A sense of ritual pervaded András Schiff’s Bach performance last night. The audience, clearly expecting something transcendent, was already hushed and attentive long before he took the stage. When he did, he cut a slight and unprepossessing figure, and his stage manner was straightforward and unflamboyant: a brief bow and then straight to the bench. Yet he seemed to have an aura about him, of authority and experience, lending weight and significance to his every move, like the celebrant in some secular observance. Then he performed the First Book of the 48, in its entirety and from memory, pausing only briefly between each work and never breaking his concentration in the entire two-hour span. And the audience hung on his every note, as focussed on the music as he was, and, remarkably, almost as able to maintain the intense concentration required.

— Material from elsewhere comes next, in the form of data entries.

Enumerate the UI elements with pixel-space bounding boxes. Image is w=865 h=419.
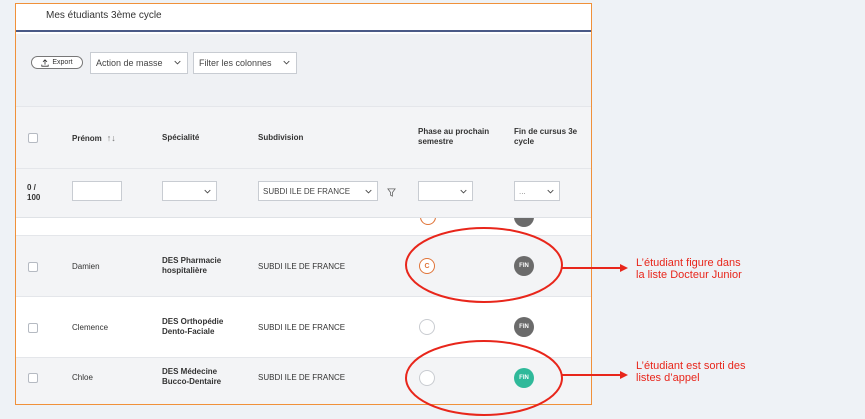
toolbar: Export Action de masse Filter les colonn…	[16, 34, 591, 106]
column-header-fin-cursus: Fin de cursus 3e cycle	[514, 127, 577, 147]
specialite-line1: DES Médecine	[162, 367, 218, 376]
specialite-line2: Bucco-Dentaire	[162, 377, 222, 386]
screenshot-stage: Mes étudiants 3ème cycle Export Action d…	[0, 0, 865, 419]
column-header-specialite: Spécialité	[162, 133, 200, 142]
column-header-phase: Phase au prochain semestre	[418, 127, 489, 147]
fin-badge: FIN	[514, 317, 534, 337]
arrow-head-2	[620, 371, 628, 379]
table-row[interactable]: Damien DES Pharmacie hospitalière SUBDI …	[16, 236, 591, 297]
fin-badge-label: FIN	[519, 263, 529, 269]
cell-specialite: DES Pharmacie hospitalière	[162, 256, 221, 276]
fin-badge: FIN	[514, 256, 534, 276]
funnel-icon[interactable]	[387, 188, 396, 197]
table-row[interactable]: Clemence DES Orthopédie Dento-Faciale SU…	[16, 297, 591, 358]
note1-line1: L’étudiant figure dans	[636, 257, 741, 269]
phase-indicator: C	[419, 258, 435, 274]
column-header-subdivision: Subdivision	[258, 133, 304, 142]
cell-prenom: Clemence	[72, 323, 109, 332]
subdivision-filter-value: SUBDI ILE DE FRANCE	[263, 186, 351, 196]
prenom-filter-input[interactable]	[72, 181, 122, 201]
table-row[interactable]: Chloe DES Médecine Bucco-Dentaire SUBDI …	[16, 358, 591, 404]
fin-header-line2: cycle	[514, 137, 535, 146]
cell-specialite: DES Orthopédie Dento-Faciale	[162, 317, 223, 337]
row-checkbox[interactable]	[28, 373, 38, 383]
specialite-line2: Dento-Faciale	[162, 327, 215, 336]
annotation-note-1: L’étudiant figure dans la liste Docteur …	[636, 257, 742, 281]
count-line1: 0 /	[27, 183, 36, 192]
mass-action-label: Action de masse	[96, 58, 163, 68]
chevron-down-icon	[365, 189, 372, 194]
specialite-line1: DES Pharmacie	[162, 256, 222, 265]
select-all-checkbox[interactable]	[28, 133, 38, 143]
row-checkbox[interactable]	[28, 262, 38, 272]
export-button[interactable]: Export	[31, 56, 83, 69]
columns-filter-label: Filter les colonnes	[199, 58, 272, 68]
upload-icon	[41, 58, 49, 67]
tab-bar: Mes étudiants 3ème cycle	[16, 4, 591, 32]
prenom-header-label: Prénom	[72, 134, 102, 143]
chevron-down-icon	[283, 60, 290, 65]
tab-title[interactable]: Mes étudiants 3ème cycle	[46, 10, 162, 21]
subdivision-filter-select[interactable]: SUBDI ILE DE FRANCE	[258, 181, 378, 201]
row-checkbox[interactable]	[28, 323, 38, 333]
fin-badge	[514, 218, 534, 227]
phase-header-line2: semestre	[418, 137, 454, 146]
fin-filter-value: ...	[519, 186, 526, 196]
chevron-down-icon	[547, 189, 554, 194]
selection-count: 0 / 100	[27, 183, 40, 203]
cell-subdivision: SUBDI ILE DE FRANCE	[258, 373, 346, 382]
fin-badge-label: FIN	[519, 375, 529, 381]
table-row-partial	[16, 218, 591, 236]
columns-filter-dropdown[interactable]: Filter les colonnes	[193, 52, 297, 74]
fin-badge-label: FIN	[519, 324, 529, 330]
cell-prenom: Chloe	[72, 373, 93, 382]
cell-subdivision: SUBDI ILE DE FRANCE	[258, 262, 346, 271]
phase-filter-select[interactable]	[418, 181, 473, 201]
column-header-prenom[interactable]: Prénom ↑↓	[72, 133, 116, 144]
specialite-filter-select[interactable]	[162, 181, 217, 201]
phase-header-line1: Phase au prochain	[418, 127, 490, 136]
note2-line1: L’étudiant est sorti des	[636, 360, 746, 372]
filter-row: 0 / 100 SUBDI ILE DE FRANCE ...	[16, 168, 591, 218]
cell-subdivision: SUBDI ILE DE FRANCE	[258, 323, 346, 332]
cell-specialite: DES Médecine Bucco-Dentaire	[162, 367, 221, 387]
chevron-down-icon	[174, 60, 181, 65]
specialite-line2: hospitalière	[162, 266, 207, 275]
export-label: Export	[52, 59, 73, 66]
cell-prenom: Damien	[72, 262, 100, 271]
mass-action-dropdown[interactable]: Action de masse	[90, 52, 188, 74]
fin-header-line1: Fin de cursus 3e	[514, 127, 578, 136]
fin-filter-select[interactable]: ...	[514, 181, 560, 201]
sort-icon[interactable]: ↑↓	[107, 133, 116, 143]
arrow-head-1	[620, 264, 628, 272]
table-header: Prénom ↑↓ Spécialité Subdivision Phase au…	[16, 106, 591, 168]
chevron-down-icon	[204, 189, 211, 194]
annotation-note-2: L’étudiant est sorti des listes d’appel	[636, 360, 745, 384]
phase-indicator	[420, 218, 436, 225]
phase-indicator	[419, 370, 435, 386]
specialite-line1: DES Orthopédie	[162, 317, 224, 326]
phase-indicator	[419, 319, 435, 335]
chevron-down-icon	[460, 189, 467, 194]
note1-line2: la liste Docteur Junior	[636, 269, 742, 281]
count-line2: 100	[27, 193, 41, 202]
students-panel: Mes étudiants 3ème cycle Export Action d…	[15, 3, 592, 405]
fin-badge: FIN	[514, 368, 534, 388]
note2-line2: listes d’appel	[636, 372, 700, 384]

But despite the sense of reverence, from the audience for the pianist, and from the pianist for the work, there was nothing dull or dour about this performance. Schiff brought light and colour to every one of the short movements. His touch at the keyboard is lively and nimble, his small hands scurrying around the keys with lightness and grace. His articulation, while always varied, is based on a clean but flowing portato; the individual notes and lines presented with rare clarity, but never at the expense of the music’s flow or of the overall form. He studiously avoids the sustain pedal, allowing the articulation of his fingerwork all the more clarity and focus. And the sound he draws from the Wigmore Hall’s piano is clear yet warm, attractive but never so comfortable as to detract from the detail of the music.

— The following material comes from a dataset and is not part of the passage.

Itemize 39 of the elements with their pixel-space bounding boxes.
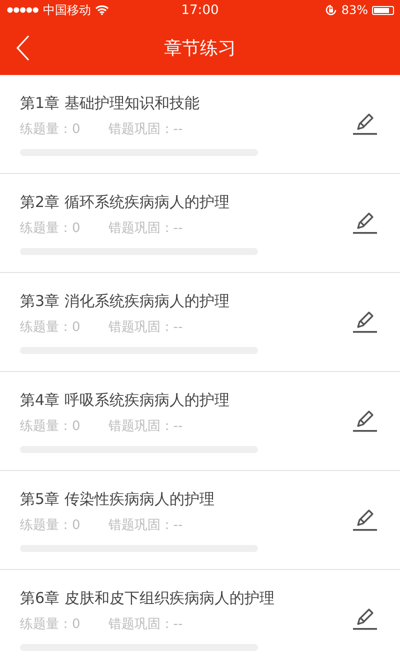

Typically, Schiff will begin a movement with a straightforward statement of the opening idea, then very gradually allow it to open out into the passagework and counterpoint that is the main substance of most of these works. He often emphasises the main theme in the more involved contrapuntal textures with a combination of louder dynamics and more pointed articulation. Under lesser hands, this could sound excessively literal or even patronising to the audience, but Schiff’s aim is always for clarity and interpretive focus, and the hierarchies he presents in the voice-leading serve only to extend the distinctive presentation of the melodic lines in the simpler passages.
Tempos are often brisk, but never to the point of trivialising the music. Schiff often gives the feeling that five, or even ten, minutes of music form a single, arching paragraph, gradually becoming more emotionally involved as it goes on. But then he’ll snap the audience out of it with a brisk and bracing reading of the more energetic movements, the E-Minor Fugue for example, or the G-Minor Fugue – given a surprisingly lively reading here.
Presenting the whole book as a single, unbroken musical statement risks projecting ideas onto the music that it won’t support. But in fact, Bach’s music proves remarkably adept to this treatment, even if it is a long way he from what he himself envisaged. Stylistic variety between the successive preludes avoids monotony, while the greater similarities between the fugues maintains a consistency too. That old pop producer’s trick of keeping a song interesting by raising its last chorus by a semitone happens throughout the 48, with the tonal centre rising a semitone every other piece to ensure a perpetual sense of freshness.
But András Schiff deserves as much credit for that as Bach. In fact, his conception requires him to play down the contrast between successive works, but the result is more subtle interactions between them, as the memory of the contrapuntal intrigues of a previous movement are continually roused by those of the one you’re listening to. Schiff also works within a fairly narrow range of dynamics and articulations, preferring contrast through minute gradations rather than overt extremes. It is an approach that requires listeners to focus in on every detail he presents, and to maintain their concentration for very long periods. Fortunately, that is exactly the reception his performance got from the Wigmore Hall audience, which augers well for his subsequent appearances in this series, which could yet tax and challenge listeners even more, but also offer similarly satisfying rewards.